Возле родника, где мы берем воду для питья, чуть ниже по течению вырублена портомойня, тут же лежит проволочный черпак для шуги. Мать разбивает майну, выбирает ледяное крошево, обравнивает края проруби пешнею, кладет под ноги дощечку, становится на колени и начинает неторопливо полоскать белье в ледяной воде студенца. Это вода живая, а значит она изгоняет таинственные хвори, запрятавшиеся в наволоках и занавесках. Казалось бы, пустая бабья затея, ведь можно бы дома обиходить настиранное, довести до ума в корыте, но тогда у белья не будет природной свежести, особенной белизны и сладкого запаха.
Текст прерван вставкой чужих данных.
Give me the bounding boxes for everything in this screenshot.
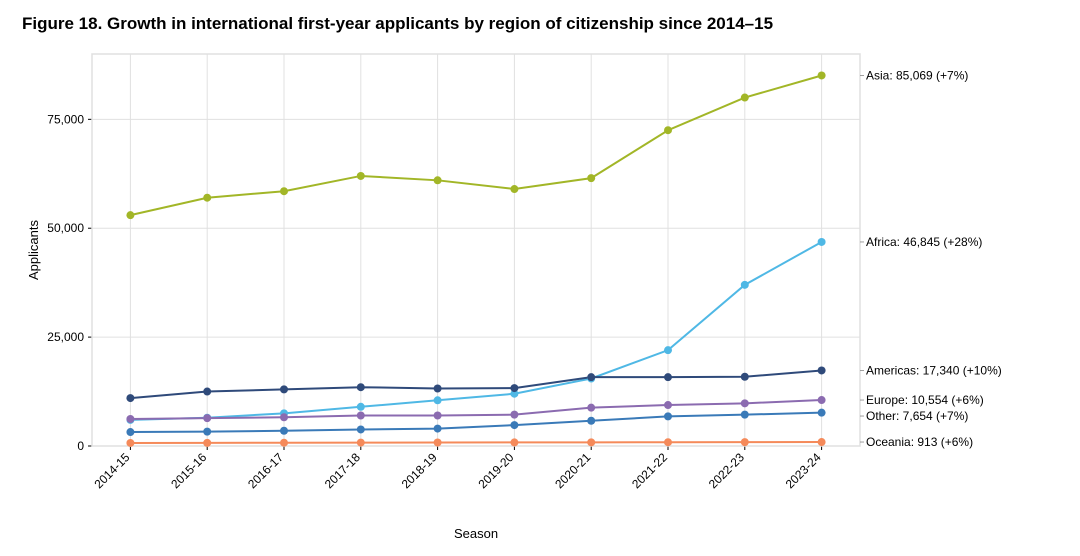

И это не причуда матери, но так издавна заведено в народе полоскать белье в проточной бегучей ледяной воде. Пальцы заледеневают, как сосульки, уже готовые обломиться, и когда становится совсем нестерпимо выжимать длинные занавески и простыни, мама, пристанывая, прячет ладони в полах пальтюшонки, под подол юбки, елозит, трет меж колен, где сохранились остатки телесного тепла. Ее одежда обмерзает от брызг, ледяные окатыши блестят, искрятся при свете фонаря, как глызки сахара, и обшлага, длинные обтерханные полы пальто и головки валенок чем-то напоминают мне новогодние козули, испеченные бабушкиной рукою.